You should have clarity regarding the dispute resolution mechanisms that are adopted by the trading platform. Several financial services providers also choose to tie up with third-party organizations that help investors during the dispute resolution process. The existence of such tie-ups can indicate that the brand is not a complete scam.

Another good strategy is to test out the trading platform using a demo account. Almost all forex brokers offer demo accounts to their users. These accounts allow you to trade virtual currencies in order to develop an understanding of the platform.

Alternatively, you could create a full account with the company and test it out for a month using a small investment amount. This would allow you to get a real-life experience of trading on the platform, while also ensuring that the risks are minimized.

If you face any kind of issues with the broker during that month, it is advisable that you avoid the trading platform.


Several brokers adopt tactics that help them maximize their own profits. One such strategy that you need to keep an eye out for is called “churning”. According to the US Securities and Exchange Commission (SEC), churning is defined as excessive trading of securities by a broker designed to generate commissions for itself.

Under this tactic, financial services providers execute a large number of trades only to generate commissions. Companies that are engaged in churning can be sanctioned using fines, suspension, reprimands, dismissal, or disbarment. Brands that opt to make use of such tactics should be avoided at all costs.

At the same time, investors should be certain that the broker is indeed engaged in churning tactics. There may be a possibility that the financial services provider is genuinely attempting to maximize your profits. If there are a large number of transactions taking place in your account, then you should try to dig into the reasons behind it.

Of course, if you are the one who is giving them the instructions to carry out the trades, then the act cannot be deemed churning.


If you follow all of the above tips, then you are likely to avoid a scam. However, there is a possibility that you still end up in a scam despite being extremely cautious. In such a case, your options become fairly limited.

One way out is to report the financial services provider to FINRA. There is a possibility that the authorities may be able to help you out. This could happen if you present a genuine case and you have sufficient evidence related to the broker’s wrongdoing. However, in the absence of evidence, it may become very hard for you to get out of the scam.

If you do not take all the necessary precautions, then you have an even greater chance of being stuck in a scam. For instance, if you sign documents without reading the fine print, then you will have to take the blame for it. In this case, the authorities may also not be able to help you out. The only option would be to accept your losses. In such a case, you could choose to expose the company by posting an online review, although that might be just a small consolation.
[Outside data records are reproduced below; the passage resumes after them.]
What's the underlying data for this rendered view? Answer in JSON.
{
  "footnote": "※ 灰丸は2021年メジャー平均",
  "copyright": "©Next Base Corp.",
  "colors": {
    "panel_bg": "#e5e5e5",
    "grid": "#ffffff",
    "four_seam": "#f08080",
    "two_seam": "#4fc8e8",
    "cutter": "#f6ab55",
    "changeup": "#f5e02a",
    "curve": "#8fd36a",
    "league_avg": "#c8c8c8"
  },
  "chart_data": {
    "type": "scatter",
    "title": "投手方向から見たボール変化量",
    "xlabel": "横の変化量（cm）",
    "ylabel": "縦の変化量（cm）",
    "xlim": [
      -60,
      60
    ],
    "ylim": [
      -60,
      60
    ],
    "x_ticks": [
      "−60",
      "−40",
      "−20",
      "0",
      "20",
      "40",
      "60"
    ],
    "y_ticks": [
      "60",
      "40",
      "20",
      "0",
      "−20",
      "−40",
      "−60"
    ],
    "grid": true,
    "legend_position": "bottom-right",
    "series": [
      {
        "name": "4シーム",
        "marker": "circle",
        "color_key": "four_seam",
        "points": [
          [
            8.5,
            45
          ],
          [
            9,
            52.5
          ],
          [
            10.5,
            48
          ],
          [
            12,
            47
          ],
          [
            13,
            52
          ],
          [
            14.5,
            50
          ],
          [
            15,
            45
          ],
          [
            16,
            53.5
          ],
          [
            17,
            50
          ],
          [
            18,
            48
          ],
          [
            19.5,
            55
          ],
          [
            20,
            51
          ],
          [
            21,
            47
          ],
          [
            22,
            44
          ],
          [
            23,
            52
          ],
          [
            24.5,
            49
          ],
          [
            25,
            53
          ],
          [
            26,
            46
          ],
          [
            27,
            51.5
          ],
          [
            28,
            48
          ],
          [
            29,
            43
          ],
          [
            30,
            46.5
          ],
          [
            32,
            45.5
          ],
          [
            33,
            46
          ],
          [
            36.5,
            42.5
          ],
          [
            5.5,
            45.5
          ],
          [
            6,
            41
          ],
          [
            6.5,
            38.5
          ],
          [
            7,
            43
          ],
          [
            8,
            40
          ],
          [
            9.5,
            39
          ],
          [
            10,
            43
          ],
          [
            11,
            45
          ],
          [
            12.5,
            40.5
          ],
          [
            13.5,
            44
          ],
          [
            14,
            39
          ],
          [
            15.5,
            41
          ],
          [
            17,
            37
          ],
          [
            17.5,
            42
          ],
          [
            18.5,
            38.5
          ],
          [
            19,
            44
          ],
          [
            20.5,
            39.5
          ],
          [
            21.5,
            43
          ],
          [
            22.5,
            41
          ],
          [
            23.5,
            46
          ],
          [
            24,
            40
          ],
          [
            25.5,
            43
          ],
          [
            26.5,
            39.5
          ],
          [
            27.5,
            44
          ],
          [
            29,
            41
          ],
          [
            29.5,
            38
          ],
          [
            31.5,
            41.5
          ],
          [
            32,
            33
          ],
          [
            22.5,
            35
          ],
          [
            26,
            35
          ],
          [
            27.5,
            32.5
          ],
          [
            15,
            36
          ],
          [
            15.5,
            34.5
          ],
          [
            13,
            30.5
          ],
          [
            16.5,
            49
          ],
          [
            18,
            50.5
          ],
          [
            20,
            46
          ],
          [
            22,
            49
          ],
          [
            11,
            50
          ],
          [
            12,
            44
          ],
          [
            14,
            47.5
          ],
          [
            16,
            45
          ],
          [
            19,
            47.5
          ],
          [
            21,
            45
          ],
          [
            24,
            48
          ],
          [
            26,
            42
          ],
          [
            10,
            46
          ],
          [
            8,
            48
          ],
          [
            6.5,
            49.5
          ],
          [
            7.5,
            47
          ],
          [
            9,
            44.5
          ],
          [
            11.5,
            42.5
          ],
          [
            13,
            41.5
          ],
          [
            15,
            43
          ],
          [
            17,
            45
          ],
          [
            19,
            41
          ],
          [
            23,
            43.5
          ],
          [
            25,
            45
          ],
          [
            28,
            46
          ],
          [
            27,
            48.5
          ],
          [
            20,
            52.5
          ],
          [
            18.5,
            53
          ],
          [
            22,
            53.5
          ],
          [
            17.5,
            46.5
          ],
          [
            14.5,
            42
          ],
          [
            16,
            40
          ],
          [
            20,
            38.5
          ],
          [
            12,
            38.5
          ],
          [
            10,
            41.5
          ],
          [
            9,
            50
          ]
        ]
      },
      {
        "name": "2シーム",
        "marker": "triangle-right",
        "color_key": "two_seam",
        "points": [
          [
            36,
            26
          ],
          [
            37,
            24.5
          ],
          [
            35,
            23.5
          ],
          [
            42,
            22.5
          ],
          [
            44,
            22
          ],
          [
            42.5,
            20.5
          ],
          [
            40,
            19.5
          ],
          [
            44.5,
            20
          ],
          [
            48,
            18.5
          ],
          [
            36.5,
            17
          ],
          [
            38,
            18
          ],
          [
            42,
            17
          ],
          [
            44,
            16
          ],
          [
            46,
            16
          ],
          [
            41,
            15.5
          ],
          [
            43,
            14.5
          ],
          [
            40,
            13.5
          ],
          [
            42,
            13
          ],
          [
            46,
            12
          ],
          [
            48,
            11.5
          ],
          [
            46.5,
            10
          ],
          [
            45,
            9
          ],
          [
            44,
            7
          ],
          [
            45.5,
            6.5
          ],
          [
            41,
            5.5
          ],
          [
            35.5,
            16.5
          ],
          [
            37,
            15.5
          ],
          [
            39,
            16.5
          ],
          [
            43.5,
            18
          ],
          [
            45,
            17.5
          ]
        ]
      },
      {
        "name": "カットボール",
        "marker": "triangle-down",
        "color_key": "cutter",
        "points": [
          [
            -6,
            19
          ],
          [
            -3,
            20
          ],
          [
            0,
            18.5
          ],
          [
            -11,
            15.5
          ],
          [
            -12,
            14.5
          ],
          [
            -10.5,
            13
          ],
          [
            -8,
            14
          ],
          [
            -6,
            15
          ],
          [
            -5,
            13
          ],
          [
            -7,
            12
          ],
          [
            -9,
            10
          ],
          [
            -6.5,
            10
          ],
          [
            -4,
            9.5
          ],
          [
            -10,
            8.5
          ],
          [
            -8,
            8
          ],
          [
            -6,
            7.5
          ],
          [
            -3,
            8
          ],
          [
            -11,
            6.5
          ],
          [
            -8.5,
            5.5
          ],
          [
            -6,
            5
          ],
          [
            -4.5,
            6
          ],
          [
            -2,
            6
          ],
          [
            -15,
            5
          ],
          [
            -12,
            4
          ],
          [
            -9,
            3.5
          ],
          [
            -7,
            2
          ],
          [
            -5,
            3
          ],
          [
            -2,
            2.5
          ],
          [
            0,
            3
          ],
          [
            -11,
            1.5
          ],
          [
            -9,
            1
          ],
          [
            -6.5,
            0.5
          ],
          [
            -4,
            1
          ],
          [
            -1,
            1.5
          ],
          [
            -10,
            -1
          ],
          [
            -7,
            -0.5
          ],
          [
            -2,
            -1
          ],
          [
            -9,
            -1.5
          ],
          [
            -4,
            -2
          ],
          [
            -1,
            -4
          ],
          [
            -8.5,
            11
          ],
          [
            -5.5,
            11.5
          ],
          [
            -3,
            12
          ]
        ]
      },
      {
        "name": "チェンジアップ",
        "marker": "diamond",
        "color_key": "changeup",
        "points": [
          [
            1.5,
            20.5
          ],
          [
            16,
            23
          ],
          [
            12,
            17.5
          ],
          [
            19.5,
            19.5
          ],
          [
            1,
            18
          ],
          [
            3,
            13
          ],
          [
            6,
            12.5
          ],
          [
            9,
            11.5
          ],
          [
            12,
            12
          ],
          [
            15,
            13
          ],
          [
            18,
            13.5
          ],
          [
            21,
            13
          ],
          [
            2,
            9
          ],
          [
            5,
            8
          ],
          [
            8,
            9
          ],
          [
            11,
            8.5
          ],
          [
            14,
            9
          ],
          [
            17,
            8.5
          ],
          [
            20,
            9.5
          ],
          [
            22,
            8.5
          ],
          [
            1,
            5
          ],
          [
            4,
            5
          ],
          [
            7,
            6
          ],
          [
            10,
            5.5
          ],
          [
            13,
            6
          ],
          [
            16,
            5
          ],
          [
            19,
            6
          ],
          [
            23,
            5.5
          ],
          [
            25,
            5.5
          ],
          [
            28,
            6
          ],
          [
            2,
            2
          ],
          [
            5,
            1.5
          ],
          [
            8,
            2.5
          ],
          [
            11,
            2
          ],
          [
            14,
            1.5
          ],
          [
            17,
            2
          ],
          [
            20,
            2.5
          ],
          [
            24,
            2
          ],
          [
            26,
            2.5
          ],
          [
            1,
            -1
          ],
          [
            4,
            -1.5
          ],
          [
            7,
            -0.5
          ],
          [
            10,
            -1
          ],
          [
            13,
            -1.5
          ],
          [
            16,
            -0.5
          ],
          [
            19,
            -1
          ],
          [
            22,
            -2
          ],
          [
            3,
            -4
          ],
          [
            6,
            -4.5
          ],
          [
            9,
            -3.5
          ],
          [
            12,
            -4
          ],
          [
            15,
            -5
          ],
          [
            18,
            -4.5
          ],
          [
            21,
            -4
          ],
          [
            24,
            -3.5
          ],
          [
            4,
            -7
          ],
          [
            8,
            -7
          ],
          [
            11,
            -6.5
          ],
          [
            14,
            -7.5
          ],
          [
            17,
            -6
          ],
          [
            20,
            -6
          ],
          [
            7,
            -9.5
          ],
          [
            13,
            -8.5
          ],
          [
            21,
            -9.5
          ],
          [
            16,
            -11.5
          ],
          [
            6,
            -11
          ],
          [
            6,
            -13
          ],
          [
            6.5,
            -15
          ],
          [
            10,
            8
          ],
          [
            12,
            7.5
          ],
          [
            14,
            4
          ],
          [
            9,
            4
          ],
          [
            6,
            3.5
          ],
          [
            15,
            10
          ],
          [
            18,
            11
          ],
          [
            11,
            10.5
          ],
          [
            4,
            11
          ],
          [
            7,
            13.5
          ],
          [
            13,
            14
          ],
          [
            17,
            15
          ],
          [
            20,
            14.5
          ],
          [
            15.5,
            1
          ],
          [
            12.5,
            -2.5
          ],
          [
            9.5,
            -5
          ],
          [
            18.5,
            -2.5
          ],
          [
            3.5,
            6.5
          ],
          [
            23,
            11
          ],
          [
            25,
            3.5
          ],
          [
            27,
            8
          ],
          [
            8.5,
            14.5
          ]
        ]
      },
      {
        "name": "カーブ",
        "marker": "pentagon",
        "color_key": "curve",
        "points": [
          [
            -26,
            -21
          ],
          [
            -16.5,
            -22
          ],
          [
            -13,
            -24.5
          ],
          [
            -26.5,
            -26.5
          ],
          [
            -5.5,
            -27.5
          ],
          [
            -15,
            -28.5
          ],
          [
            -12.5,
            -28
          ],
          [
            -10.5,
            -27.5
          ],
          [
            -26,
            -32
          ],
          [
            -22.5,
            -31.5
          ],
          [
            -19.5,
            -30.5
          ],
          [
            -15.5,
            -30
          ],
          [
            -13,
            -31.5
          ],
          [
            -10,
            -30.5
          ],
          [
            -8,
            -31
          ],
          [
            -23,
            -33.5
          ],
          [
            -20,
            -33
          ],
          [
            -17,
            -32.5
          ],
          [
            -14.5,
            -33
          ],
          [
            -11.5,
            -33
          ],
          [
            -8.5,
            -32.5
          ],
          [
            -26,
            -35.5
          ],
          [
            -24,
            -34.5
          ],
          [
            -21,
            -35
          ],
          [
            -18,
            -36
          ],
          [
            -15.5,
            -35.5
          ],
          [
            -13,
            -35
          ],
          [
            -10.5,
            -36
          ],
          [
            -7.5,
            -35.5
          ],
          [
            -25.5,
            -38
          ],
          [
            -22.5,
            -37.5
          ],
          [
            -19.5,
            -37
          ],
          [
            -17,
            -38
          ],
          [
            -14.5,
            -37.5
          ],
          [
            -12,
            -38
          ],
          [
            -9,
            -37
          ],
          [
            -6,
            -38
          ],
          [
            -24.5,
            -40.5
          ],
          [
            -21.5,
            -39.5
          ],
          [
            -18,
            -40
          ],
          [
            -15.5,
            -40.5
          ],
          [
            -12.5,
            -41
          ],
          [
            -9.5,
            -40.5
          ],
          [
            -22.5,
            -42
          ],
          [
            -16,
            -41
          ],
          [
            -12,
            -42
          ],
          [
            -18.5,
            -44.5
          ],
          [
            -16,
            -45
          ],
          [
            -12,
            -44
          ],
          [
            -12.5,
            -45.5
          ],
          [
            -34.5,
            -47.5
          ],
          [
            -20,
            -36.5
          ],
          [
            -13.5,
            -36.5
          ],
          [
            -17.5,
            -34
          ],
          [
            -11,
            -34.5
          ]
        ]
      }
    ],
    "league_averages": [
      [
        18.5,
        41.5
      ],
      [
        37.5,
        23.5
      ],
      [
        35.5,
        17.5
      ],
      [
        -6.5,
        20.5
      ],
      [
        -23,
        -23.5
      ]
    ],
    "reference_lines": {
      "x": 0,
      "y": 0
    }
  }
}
There are some key characteristics of scam forex brokers that you need to constantly monitor. If you conduct exhaustive research, then you will be more capable of identifying scams. At the same time, it is crucial to ensure that you treat user reviews that tend to blame the financial services provider for their own trading shortcomings with a grain of salt.

Also, you should read the fine print when it comes to terms and conditions. Similarly, you need to ensure that you don’t register with a trading platform that adopts illegal strategies such as churning. If you follow all of the above tips, you are more likely to avoid scammers outright. This in turn will help protect your capital and maximize your investing potential.